Au Sahel, les opérations conjointes des pays de la région montrent leur efficacité. Les forces armées burkinabè et nigériennes affirment avoir "neutralisé une centaine de terroristes" et "appréhendé une vingtaine de suspects" au cours d'une intervention commune effectuée du 25 novembre au 9 décembre dans l'est du Burkina Faso, à la frontière avec le Niger. 

Une action militaire coordonnée

Quatre militaires burkinabè ont été tués et treize soldats des deux pays blessés lors de cette opération, expliquent les deux états-majors dans un communiqué. Pour cette action coordonnée, dont le poste de commandement et de coordination se trouvait à Tillabéri, à l'ouest du Niger, "les forces armées nationales du Burkina Faso et du Niger ont chacune déployé plusieurs unités terrestres", poursuit le communiqué. "Des aéronefs de surveillance et de combat ont également été mobilisés des deux côtés pour venir en appui aux unités engagées."

L'opération a permis de démanteler "deux bases terroristes" dans la zone de Yeritagui (est du Burkina) et de Kokoloukou (ouest du Niger), selon les deux armées qui ont annoncé avoir saisi des armes, des munitions et des engins explosifs improvisés.

Le Burkina avait besoin de ce succès militaire, car l'insécurité croissante suscite l'exaspération de la population qui a poussé le président Roch Marc Christian Kaboré à limoger son gouvernement le 8 décembre. Un gouvernement qui n'a pas résisté à la montée de la colère dans le pays depuis plusieurs semaines, la population dénonçant "l'incapacité" du pouvoir à contrer la violence jihadiste.

Des gouvernements fragilisés

Le ras-le-bol des Burkinabè a été exacerbé par l'attaque particulièrement meurtrière d'Inata (nord), le 14 novembre 2021, où au moins 57 personnes, dont 53 gendarmes, ont été tuées par des jihadistes armés.

Après avoir envisagé des stratégies nationales, les pays de la région ont compris qu'ils devaient unir leurs forces et se coordonner pour lutter contre le terrorisme. Le Burkina Faso a ainsi participé du 21 au 27 novembre à une autre opération commune avec cette fois-ci la Côte d'Ivoire, le Togo et le Ghana, avec lesquels il partage aussi sa frontière Sud.
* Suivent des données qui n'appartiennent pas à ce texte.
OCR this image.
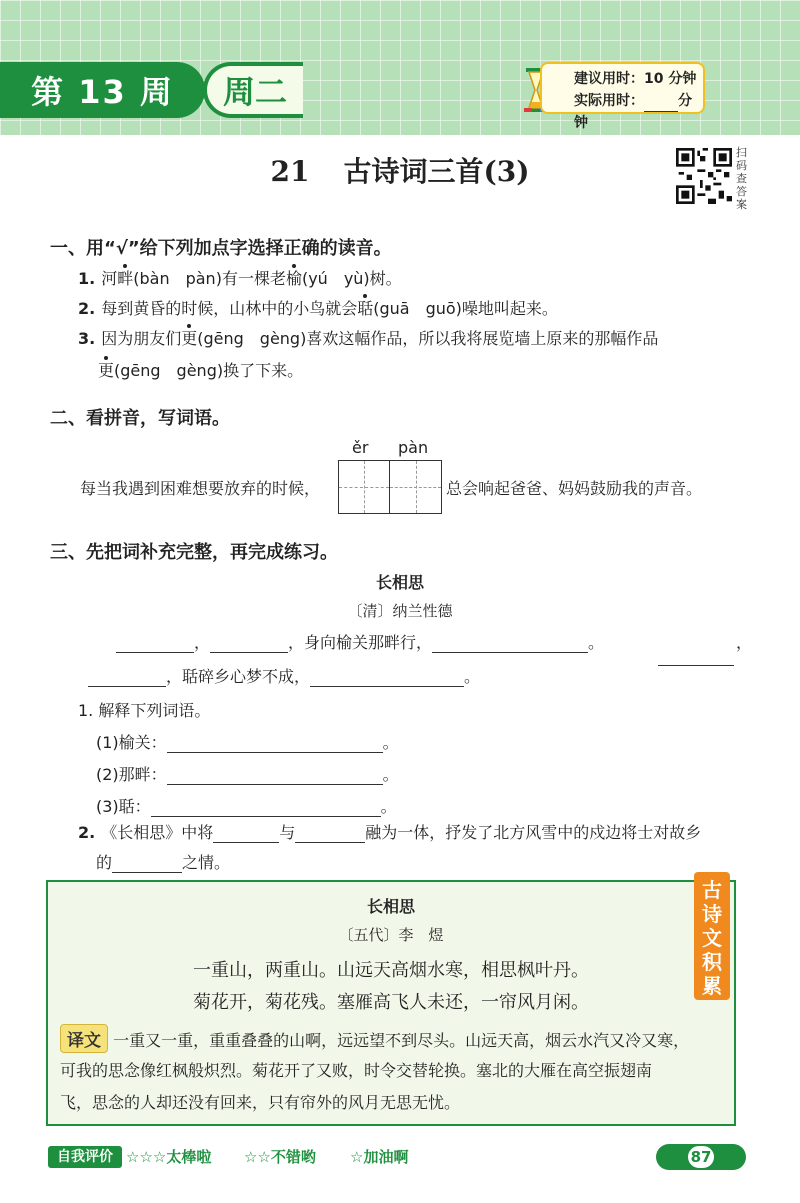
第 13 周 周二	建议用时：10 分钟
实际用时： 分钟
21 古诗词三首(3)
扫
码
查
答
案
一、用“√”给下列加点字选择正确的读音。
1. 河畔(bàn　pàn)有一棵老榆(yú　yù)树。
2. 每到黄昏的时候，山林中的小鸟就会聒(guā　guō)噪地叫起来。
3. 因为朋友们更(gēng　gèng)喜欢这幅作品，所以我将展览墙上原来的那幅作品
更(gēng　gèng)换了下来。
二、看拼音，写词语。
ěr pàn
每当我遇到困难想要放弃的时候，	总会响起爸爸、妈妈鼓励我的声音。
三、先把词补充完整，再完成练习。
长相思
〔清〕纳兰性德
，	，身向榆关那畔行，	。	，
，聒碎乡心梦不成，	。
1. 解释下列词语。
(1)榆关：	。
(2)那畔：	。
(3)聒：	。
2. 《长相思》中将	与	融为一体，抒发了北方风雪中的戍边将士对故乡
的	之情。
长相思
〔五代〕李　煜
一重山，两重山。山远天高烟水寒，相思枫叶丹。
菊花开，菊花残。塞雁高飞人未还，一帘风月闲。
译文 一重又一重，重重叠叠的山啊，远远望不到尽头。山远天高，烟云水汽又冷又寒，
可我的思念像红枫般炽烈。菊花开了又败，时令交替轮换。塞北的大雁在高空振翅南
飞，思念的人却还没有回来，只有帘外的风月无思无忧。
古诗文积累
自我评价 ☆☆☆太棒啦 ☆☆不错哟 ☆加油啊	87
Celle-ci a permis d'arrêter 304 individus suspects et de saisir des armes et des explosifs. 

Une coopération sécuritaire qui s'accélère, confirme un expert : "La Côte d'Ivoire et le Burkina Faso ont mené plusieurs opérations militaires conjointes ces derniers mois, et la Côte d'Ivoire vient d'acheter deux avions pour renforcer sa capacité", a précisé M. de Rohan Chabot lors du Forum international sur la paix et la sécurité en Afrique qui vient de se tenir à Dakar.

Ces actions communes et coordonnées semblent plus efficaces, d'autant que les jihadistes se jouent des frontières et que toute l'Afrique de l'Ouest est maintenant concernée. "Au début de la crise sahélienne, vers 2014, les pays côtiers se considéraient en dehors de la zone où le jihadisme pouvait se propager", affirmait lors du forum de Dakar sur la paix et la sécurité Bakary Sambe, directeur régional du Timbuktu Institute. Pour ces groupes, un des intérêts à se propager ainsi vers la côte est d'avoir un accès maritime.
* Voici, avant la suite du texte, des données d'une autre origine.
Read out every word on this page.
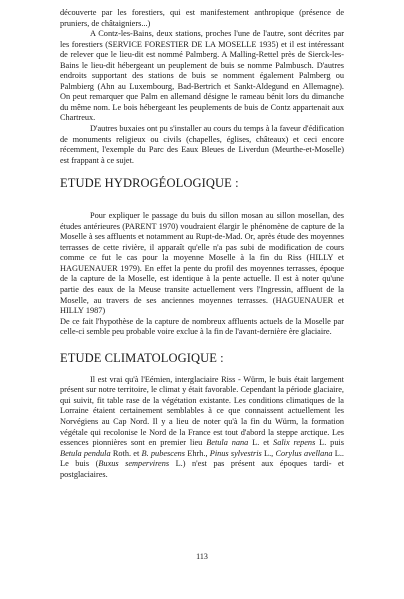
découverte par les forestiers, qui est manifestement anthropique (présence de pruniers, de châtaigniers...)

A Contz-les-Bains, deux stations, proches l'une de l'autre, sont décrites par les forestiers (SERVICE FORESTIER DE LA MOSELLE 1935) et il est intéressant de relever que le lieu-dit est nommé Palmberg. A Malling-Rettel près de Sierck-les-Bains le lieu-dit hébergeant un peuplement de buis se nomme Palmbusch. D'autres endroits supportant des stations de buis se nomment également Palmberg ou Palmbierg (Ahn au Luxembourg, Bad-Bertrich et Sankt-Aldegund en Allemagne). On peut remarquer que Palm en allemand désigne le rameau bénit lors du dimanche du même nom. Le bois hébergeant les peuplements de buis de Contz appartenait aux Chartreux.

D'autres buxaies ont pu s'installer au cours du temps à la faveur d'édification de monuments religieux ou civils (chapelles, églises, châteaux) et ceci encore récemment, l'exemple du Parc des Eaux Bleues de Liverdun (Meurthe-et-Moselle) est frappant à ce sujet.

ETUDE HYDROGÉOLOGIQUE :

Pour expliquer le passage du buis du sillon mosan au sillon mosellan, des études antérieures (PARENT 1970) voudraient élargir le phénomène de capture de la Moselle à ses affluents et notamment au Rupt-de-Mad. Or, après étude des moyennes terrasses de cette rivière, il apparaît qu'elle n'a pas subi de modification de cours comme ce fut le cas pour la moyenne Moselle à la fin du Riss (HILLY et HAGUENAUER 1979). En effet la pente du profil des moyennes terrasses, époque de la capture de la Moselle, est identique à la pente actuelle. Il est à noter qu'une partie des eaux de la Meuse transite actuellement vers l'Ingressin, affluent de la Moselle, au travers de ses anciennes moyennes terrasses. (HAGUENAUER et HILLY 1987)

De ce fait l'hypothèse de la capture de nombreux affluents actuels de la Moselle par celle-ci semble peu probable voire exclue à la fin de l'avant-dernière ère glaciaire.

ETUDE CLIMATOLOGIQUE :

Il est vrai qu'à l'Eémien, interglaciaire Riss - Würm, le buis était largement présent sur notre territoire, le climat y était favorable. Cependant la période glaciaire, qui suivit, fit table rase de la végétation existante. Les conditions climatiques de la Lorraine étaient certainement semblables à ce que connaissent actuellement les Norvégiens au Cap Nord. Il y a lieu de noter qu'à la fin du Würm, la formation végétale qui recolonise le Nord de la France est tout d'abord la steppe arctique. Les essences pionnières sont en premier lieu Betula nana L. et Salix repens L. puis Betula pendula Roth. et B. pubescens Ehrh., Pinus sylvestris L., Corylus avellana L.. Le buis (Buxus sempervirens L.) n'est pas présent aux époques tardi- et postglaciaires.

113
Cette extension "répond aussi à l'impératif d'avoir des couloirs logistiques, pour s'approvisionner en biens, se ravitailler", explique Alain Antil chercheur à l'IFRI. Et est, pour M. Sambe, "une opportunité pour mieux se connecter aux autres formes d'économie criminelle".

"Prévenir, c'est s'attaquer aux causes"

Chacun des pays de la région sait maintenant qu’il n’y arrivera pas seul face à des forces jihadistes trop longtemps sous-estimées. Seule une véritable coordination militaire semble en mesure de contenir les violences de ces groupes dans la région. Pour autant, Bakary Sambe estime que l'action militaire ne suffira pas et que ces pays "ont raté le coche de la prévention".

"Dans le Sahel, on s'est concentré sur la lutte contre le terrorisme par des moyens militaires pour éliminer des cibles en oubliant qu'elles peuvent se régénérer, alors que prévenir, c'est s'attaquer aux causes structurelles" en apportant des réponses économiques, sociales, judiciaires aux problèmes de certaines parties de la population.